I was right. Beyond doubt I was right. The “i” sound was deliciously pure, the “r” daintily liquid. Oh, I knew the sound well enough. My vision had been justified.
The bustling woman spoke:
“My dear, Mr. Oddy has been telling me about your poor dear brother. So sad . . . such a terrible loss for you. But the Lord . . .”
I didn’t hear what precisely the Lord had done in this case, for a group of Sisters of Mercy in pale blue uniforms and white caps passed between us, but I saw the appropriate and pious gloom gathering on Mrs. Somebody’s face, and in the face of Eva Burwarton not the shadow of a reply, not the faintest gleam of sympathy or remembered grief.

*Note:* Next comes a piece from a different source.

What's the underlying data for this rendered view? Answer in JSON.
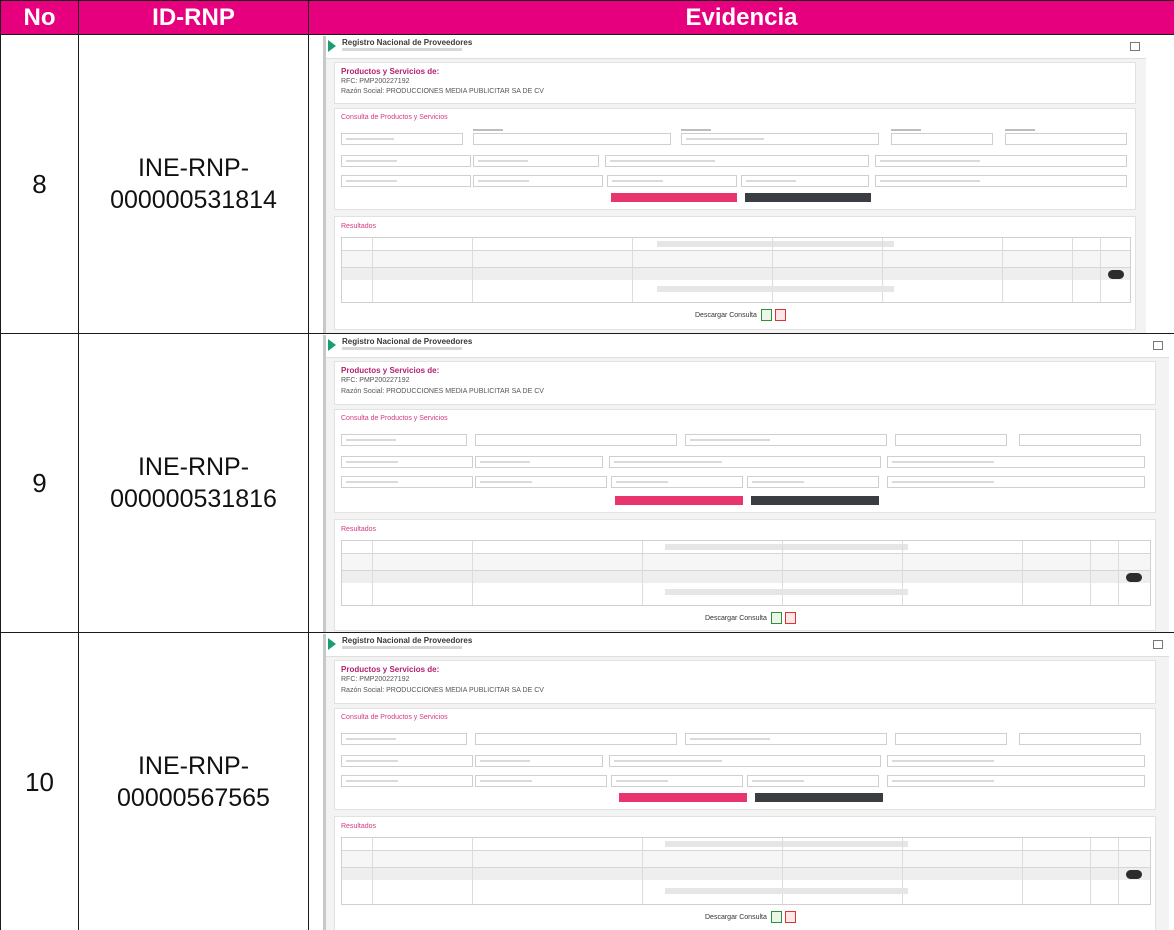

Good Lord, I thought, this is an extraordinary girl who can’t or won’t raise the flicker of an eyelid when she’s being swamped with condolences about a brother to whom something horrible has evidently happened. And then the busy woman swept her away, and all the length of the platform I watched her beautiful, pale, serious face. And with her going that sudden vision, that atmosphere which still enwrapped me, faded, and I turned to the emptier end of the platform, where the wounded sepoys were squatting, looking as pathetic as only sick Indians can. And I was back in Nairobi again, with low clouds rolling over the parched Athi Plains, and the earth and the air and every living creature athirst for rain and the relief of thunder. A funny business . . .
But all that day the moment haunted me: that, and the girl’s white face and serious brows, and the extraordinary incongruity of her ill-made, ill-fitting dress with her pale beauty. And her name, Eva Burwarton, which seemed somehow strangely representative of her tragic self. At first I couldn’t place it at all. It sounded like Warburton gone wrong. And then when I wasn’t thinking of anything in particular, I remembered that there was a village of that name somewhere near Wenlock Edge. And once again with a thrill I realised that I was right.
And after that I couldn’t help thinking of her. I can’t exactly say why. I don’t think it was for the sake of her physical attractions: indeed, when I came to speak to her, when in the end she was driven, poor thing, into a certain degree of intimacy with me, I believe this aspect of her was quite forgotten. No . . . I think the attraction which she exercised over me was simply due to the curious suggestiveness which clung to her, the thing which had set me dreaming of a place or an atmosphere which it was an ecstasy to remember, and the flattering discovery that I had something more than imagination on which to build. And then, when my friendliness, the mere fact that we had something, even if it were only a memory, in common had surprised her into getting the inexpressible story off her mind, the awful spiritual intensity of the thing was so great that everything else about her was forgotten; she became no more than the fragile, and in glimpses the pathetic, vehicle of the drama. Nothing more: though, of course, it was easy enough for anyone who had eyes to see why poor old M‘Crae (alias Hare) had fallen in love with her.